High Tech Schools: The Future, or the Latest Fad?

Will new technology funding go to build skills or just buy stuff?

High Tech Schools: The Future, or the Latest Fad?
Illustration By Doug Potter

The University of Texas Elementary School in East Austin is what those in the field of educational technology like to call "fully integrated." Students learn reading, for example, through online sites with names like Imagination Station or through a library of LeapFrog storybooks. Students place them on electronic LeapPads and read along with recordings of sentences, words, or phonetic elements which the students control by touching their Leap pens to different hot spots on the book's pages. Meanwhile, their teachers use the LeapTrack assessment system to identify individual weaknesses and specific LeapFrog storybooks designed to remedy them.

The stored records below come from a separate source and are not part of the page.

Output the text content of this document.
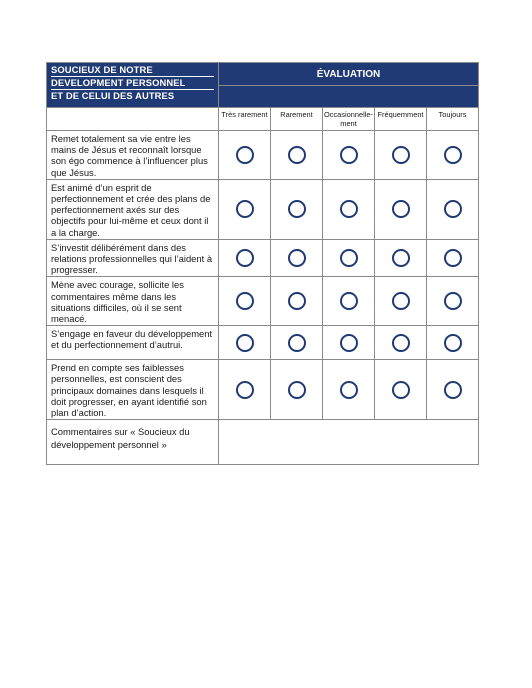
SOUCIEUX DE NOTRE
DEVELOPMENT PERSONNEL
ET DE CELUI DES AUTRES	ÉVALUATION				

	Très rarement	Rarement	Occasionnelle-ment	Fréquemment	Toujours
Remet totalement sa vie entre les mains de Jésus et reconnaît lorsque son égo commence à l’influencer plus que Jésus.					
Est animé d’un esprit de perfectionnement et crée des plans de perfectionnement axés sur des objectifs pour lui-même et ceux dont il a la charge.					
S’investit délibérément dans des relations professionnelles qui l’aident à progresser.					
Mène avec courage, sollicite les commentaires même dans les situations difficiles, où il se sent menacé.					
S’engage en faveur du développement et du perfectionnement d’autrui.					
Prend en compte ses faiblesses personnelles, est conscient des principaux domaines dans lesquels il doit progresser, en ayant identifié son plan d’action.					
Commentaires sur « Soucieux du développement personnel »					
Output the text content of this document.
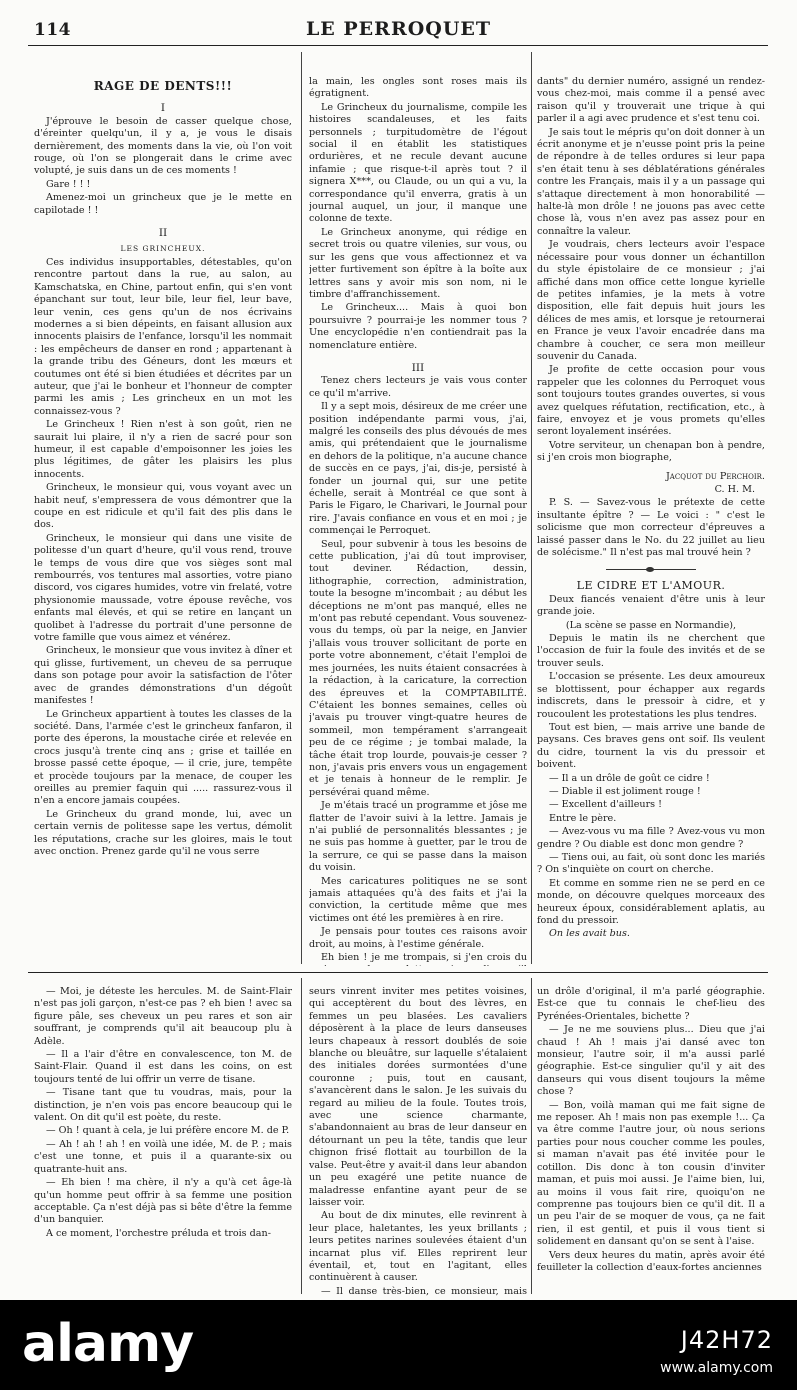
114	LE PERROQUET

RAGE DE DENTS!!!

I

J'éprouve le besoin de casser quelque chose, d'éreinter quelqu'un, il y a, je vous le disais dernièrement, des moments dans la vie, où l'on voit rouge, où l'on se plongerait dans le crime avec volupté, je suis dans un de ces moments !

Gare ! ! !

Amenez-moi un grincheux que je le mette en capilotade ! !

II

LES GRINCHEUX.

Ces individus insupportables, détestables, qu'on rencontre partout dans la rue, au salon, au Kamschatska, en Chine, partout enfin, qui s'en vont épanchant sur tout, leur bile, leur fiel, leur bave, leur venin, ces gens qu'un de nos écrivains modernes a si bien dépeints, en faisant allusion aux innocents plaisirs de l'enfance, lorsqu'il les nommait : les empêcheurs de danser en rond ; appartenant à la grande tribu des Géneurs, dont les mœurs et coutumes ont été si bien étudiées et décrites par un auteur, que j'ai le bonheur et l'honneur de compter parmi les amis ; Les grincheux en un mot les connaissez-vous ?

Le Grincheux ! Rien n'est à son goût, rien ne saurait lui plaire, il n'y a rien de sacré pour son humeur, il est capable d'empoisonner les joies les plus légitimes, de gâter les plaisirs les plus innocents.

Grincheux, le monsieur qui, vous voyant avec un habit neuf, s'empressera de vous démontrer que la coupe en est ridicule et qu'il fait des plis dans le dos.

Grincheux, le monsieur qui dans une visite de politesse d'un quart d'heure, qu'il vous rend, trouve le temps de vous dire que vos sièges sont mal rembourrés, vos tentures mal assorties, votre piano discord, vos cigares humides, votre vin frelaté, votre physionomie maussade, votre épouse revêche, vos enfants mal élevés, et qui se retire en lançant un quolibet à l'adresse du portrait d'une personne de votre famille que vous aimez et vénérez.

Grincheux, le monsieur que vous invitez à dîner et qui glisse, furtivement, un cheveu de sa perruque dans son potage pour avoir la satisfaction de l'ôter avec de grandes démonstrations d'un dégoût manifestes !

Le Grincheux appartient à toutes les classes de la société. Dans, l'armée c'est le grincheux fanfaron, il porte des éperons, la moustache cirée et relevée en crocs jusqu'à trente cinq ans ; grise et taillée en brosse passé cette époque, — il crie, jure, tempête et procède toujours par la menace, de couper les oreilles au premier faquin qui ..... rassurez-vous il n'en a encore jamais coupées.

Le Grincheux du grand monde, lui, avec un certain vernis de politesse sape les vertus, démolit les réputations, crache sur les gloires, mais le tout avec onction. Prenez garde qu'il ne vous serre

la main, les ongles sont roses mais ils égratignent.

Le Grincheux du journalisme, compile les histoires scandaleuses, et les faits personnels ; turpitudomètre de l'égout social il en établit les statistiques ordurières, et ne recule devant aucune infamie ; que risque-t-il après tout ? il signera X***, ou Claude, ou un qui a vu, la correspondance qu'il enverra, gratis à un journal auquel, un jour, il manque une colonne de texte.

Le Grincheux anonyme, qui rédige en secret trois ou quatre vilenies, sur vous, ou sur les gens que vous affectionnez et va jetter furtivement son épître à la boîte aux lettres sans y avoir mis son nom, ni le timbre d'affranchissement.

Le Grincheux.... Mais à quoi bon poursuivre ? pourrai-je les nommer tous ? Une encyclopédie n'en contiendrait pas la nomenclature entière.

III

Tenez chers lecteurs je vais vous conter ce qu'il m'arrive.

Il y a sept mois, désireux de me créer une position indépendante parmi vous, j'ai, malgré les conseils des plus dévoués de mes amis, qui prétendaient que le journalisme en dehors de la politique, n'a aucune chance de succès en ce pays, j'ai, dis-je, persisté à fonder un journal qui, sur une petite échelle, serait à Montréal ce que sont à Paris le Figaro, le Charivari, le Journal pour rire. J'avais confiance en vous et en moi ; je commençai le Perroquet.

Seul, pour subvenir à tous les besoins de cette publication, j'ai dû tout improviser, tout deviner. Rédaction, dessin, lithographie, correction, administration, toute la besogne m'incombait ; au début les déceptions ne m'ont pas manqué, elles ne m'ont pas rebuté cependant. Vous souvenez-vous du temps, où par la neige, en Janvier j'allais vous trouver sollicitant de porte en porte votre abonnement, c'était l'emploi de mes journées, les nuits étaient consacrées à la rédaction, à la caricature, la correction des épreuves et la COMPTABILITÉ. C'étaient les bonnes semaines, celles où j'avais pu trouver vingt-quatre heures de sommeil, mon tempérament s'arrangeait peu de ce régime ; je tombai malade, la tâche était trop lourde, pouvais-je cesser ? non, j'avais pris envers vous un engagement et je tenais à honneur de le remplir. Je persévérai quand même.

Je m'étais tracé un programme et jôse me flatter de l'avoir suivi à la lettre. Jamais je n'ai publié de personnalités blessantes ; je ne suis pas homme à guetter, par le trou de la serrure, ce qui se passe dans la maison du voisin.

Mes caricatures politiques ne se sont jamais attaquées qu'à des faits et j'ai la conviction, la certitude même que mes victimes ont été les premières à en rire.

Je pensais pour toutes ces raisons avoir droit, au moins, à l'estime générale.

Eh bien ! je me trompais, si j'en crois du

dants" du dernier numéro, assigné un rendez-vous chez-moi, mais comme il a pensé avec raison qu'il y trouverait une trique à qui parler il a agi avec prudence et s'est tenu coi.

Je sais tout le mépris qu'on doit donner à un écrit anonyme et je n'eusse point pris la peine de répondre à de telles ordures si leur papa s'en était tenu à ses déblatérations générales contre les Français, mais il y a un passage qui s'attaque directement à mon honorabilité — halte-là mon drôle ! ne jouons pas avec cette chose là, vous n'en avez pas assez pour en connaître la valeur.

Je voudrais, chers lecteurs avoir l'espace nécessaire pour vous donner un échantillon du style épistolaire de ce monsieur ; j'ai affiché dans mon office cette longue kyrielle de petites infamies, je la mets à votre disposition, elle fait depuis huit jours les délices de mes amis, et lorsque je retournerai en France je veux l'avoir encadrée dans ma chambre à coucher, ce sera mon meilleur souvenir du Canada.

Je profite de cette occasion pour vous rappeler que les colonnes du Perroquet vous sont toujours toutes grandes ouvertes, si vous avez quelques réfutation, rectification, etc., à faire, envoyez et je vous promets qu'elles seront loyalement insérées.

Votre serviteur, un chenapan bon à pendre, si j'en crois mon biographe,

Jacquot du Perchoir.

C. H. M.

P. S. — Savez-vous le prétexte de cette insultante épître ? — Le voici : " c'est le solicisme que mon correcteur d'épreuves a laissé passer dans le No. du 22 juillet au lieu de solécisme." Il n'est pas mal trouvé hein ?

LE CIDRE ET L'AMOUR.

Deux fiancés venaient d'être unis à leur grande joie.

(La scène se passe en Normandie),

Depuis le matin ils ne cherchent que l'occasion de fuir la foule des invités et de se trouver seuls.

L'occasion se présente. Les deux amoureux se blottissent, pour échapper aux regards indiscrets, dans le pressoir à cidre, et y roucoulent les protestations les plus tendres.

Tout est bien, — mais arrive une bande de paysans. Ces braves gens ont soif. Ils veulent du cidre, tournent la vis du pressoir et boivent.

— Il a un drôle de goût ce cidre !

— Diable il est joliment rouge !

— Excellent d'ailleurs !

Entre le père.

— Avez-vous vu ma fille ? Avez-vous vu mon gendre ? Ou diable est donc mon gendre ?

— Tiens oui, au fait, où sont donc les mariés ? On s'inquiète on court on cherche.

Et comme en somme rien ne se perd en ce monde, on découvre quelques morceaux des heureux époux, considérablement aplatis, au fond du pressoir.

On les avait bus.

— Moi, je déteste les hercules. M. de Saint-Flair n'est pas joli garçon, n'est-ce pas ? eh bien ! avec sa figure pâle, ses cheveux un peu rares et son air souffrant, je comprends qu'il ait beaucoup plu à Adèle.

— Il a l'air d'être en convalescence, ton M. de Saint-Flair. Quand il est dans les coins, on est toujours tenté de lui offrir un verre de tisane.

— Tisane tant que tu voudras, mais, pour la distinction, je n'en vois pas encore beaucoup qui le valent. On dit qu'il est poète, du reste.

— Oh ! quant à cela, je lui préfère encore M. de P.

— Ah ! ah ! ah ! en voilà une idée, M. de P. ; mais c'est une tonne, et puis il a quarante-six ou quatrante-huit ans.

— Eh bien ! ma chère, il n'y a qu'à cet âge-là qu'un homme peut offrir à sa femme une position acceptable. Ça n'est déjà pas si bête d'être la femme d'un banquier.

A ce moment, l'orchestre préluda et trois dan-

seurs vinrent inviter mes petites voisines, qui acceptèrent du bout des lèvres, en femmes un peu blasées. Les cavaliers déposèrent à la place de leurs danseuses leurs chapeaux à ressort doublés de soie blanche ou bleuâtre, sur laquelle s'étalaient des initiales dorées surmontées d'une couronne ; puis, tout en causant, s'avancèrent dans le salon. Je les suivais du regard au milieu de la foule. Toutes trois, avec une science charmante, s'abandonnaient au bras de leur danseur en détournant un peu la tête, tandis que leur chignon frisé flottait au tourbillon de la valse. Peut-être y avait-il dans leur abandon un peu exagéré une petite nuance de maladresse enfantine ayant peur de se laisser voir.

Au bout de dix minutes, elle revinrent à leur place, haletantes, les yeux brillants ; leurs petites narines soulevées étaient d'un incarnat plus vif. Elles reprirent leur éventail, et, tout en l'agitant, elles continuèrent à causer.

— Il danse très-bien, ce monsieur, mais

un drôle d'original, il m'a parlé géographie. Est-ce que tu connais le chef-lieu des Pyrénées-Orientales, bichette ?

— Je ne me souviens plus... Dieu que j'ai chaud ! Ah ! mais j'ai dansé avec ton monsieur, l'autre soir, il m'a aussi parlé géographie. Est-ce singulier qu'il y ait des danseurs qui vous disent toujours la même chose ?

— Bon, voilà maman qui me fait signe de me reposer. Ah ! mais non pas exemple !... Ça va être comme l'autre jour, où nous serions parties pour nous coucher comme les poules, si maman n'avait pas été invitée pour le cotillon. Dis donc à ton cousin d'inviter maman, et puis moi aussi. Je l'aime bien, lui, au moins il vous fait rire, quoiqu'on ne comprenne pas toujours bien ce qu'il dit. Il a un peu l'air de se moquer de vous, ça ne fait rien, il est gentil, et puis il vous tient si solidement en dansant qu'on se sent à l'aise.

Vers deux heures du matin, après avoir été feuilleter la collection d'eaux-fortes anciennes

alamy	J42H72
www.alamy.com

The idea, principal Ramona Treviño says, is to teach technology not as a separate class but to incorporate it into all areas of learning. She proudly points out that Microsoft has called the UT Elementary a "school of the future," and believes that the sooner that future comes to all schools, the better. "I think it's a tragedy the way technology is being presented in the schools," she said. "The digital divide is very real, especially in East Austin, as technology gets put on the back burner because of the focus on the TAKS tests."

That future may well be on its way. The House Committee on Public Education recently held a public hearing on educational technology in conjunction with an expo for technology vendors. Chairman Kent Grusendorf, R-Arlington, eagerly pressed witnesses to weigh in on the recommendation of an eLearning task force Grusendorf convened last year, which suggested phasing in an increased technology allotment of $300 per pupil per year. The current allotment is about $30 per student.

While the report isn't itself a legislative proposal, the question of how much to spend on educational technology in a tight-budget era will doubtless be on the legislative agenda come spring. But while no one disagrees that today's students need technology skills, the experiences of UT Elementary, and other Austin-area schools, suggest that meeting schools' technology needs is not so simple as buying the right program and flipping a switch. "I hope the purpose is not that we have 100 kids in a gymnasium and you stand there and push a button and assume the kids are going to learn from the machines," said Rep. Scott Hochberg, D-Houston, a member of the Public Education committee.

At UT Elementary, instructional technology specialist and second-grade teacher Jessica Gribble raves about the way the LeapPads, Palm Pilots, and other tools help her do her job. Technology, she says, can be used for three basic areas. First, it can be used to teach the technology itself, such as a class in word processing. Second, it helps teachers track students' progress and preparedness for statewide TAKS tests.

But the most interesting, and widely debated, area is the extent to which technology can help teach other skills such as reading. Gribble says the programs UT Elementary is using make a world of difference. "The thing I've seen technology be the most important for is bringing individualized instruction to the kids," she said – LeapFrog's plethora of storybooks, for example, allows her 20 second-graders to simultaneously work on 20 different language elements, depending on their needs.

But while it's clear that programs do a good job teaching skills that can be drilled and whose mastery can be measured – either you know how to subtract or you don't – the value of digital content for a topic like English or social studies is harder to determine. This is something that just came up in Round Rock ISD, as the board declined to include funds to give all high schoolers laptops in its bond proposal, in part because trustees were unconvinced that incorporating digital content into all subject areas would improve learning enough to justify the cost. This concern is not limited to RRISD; the Texas Education Agency is currently running a pilot program comparing student performance at 30 "highly integrated" middle schools with 30 nonintegrated ones.

However, Ed Zointz, RRISD's director of information services, argues that the pilot project may not measure technology's true impact. "When you talk about the skills that come from integration of technology, those are not things that are measured on achievement tests," he said. "You get students who are actively involved in learning, who are learning how to work together or stand in front of a group to do a [PowerPoint] presentation. These are 21st-century skills, critical skills students need to have when they join the work force."

Nevertheless, UT Elementary's Gribble says that in the rush to see all that technology can do, it's important to also remember what it can't do. "It's that human interaction, the things a good teacher does, that a computer can't do," she said. "It doesn't build relations. If a student doesn't understand something, a computer can't say it another way." She expresses concern about a rhetoric that emerged in the technology hearing – that if you just find the right digital content and push "play," teachers become "co-learners," or even students, of their students.

It's dangerous rhetoric – Treviño calls it "a joke" – when many schools say that in the rush to buy electronic resources, nonelectronic ones like professional training or technical support are being left behind. "We've got an impossible job trying to maintain what we've got," said Jeff Meyer, AISD's director of instructional technology. "We certainly need computers and 'stuff' but we need people to help run it. That's always the hardest thing to do. And traditionally, you can't use state monies to pay for people."

The solution to that dilemma – whether technology allotments will go toward empowering teachers with skills or be specifically earmarked for buying more stuff – will demonstrate the state's ultimate motives. Is the rush to spend more educational dollars on technology, at a time when districts are already squeezed, really about providing the very best education for Texas students, or is it about providing the very best boost to vendors' bottom lines?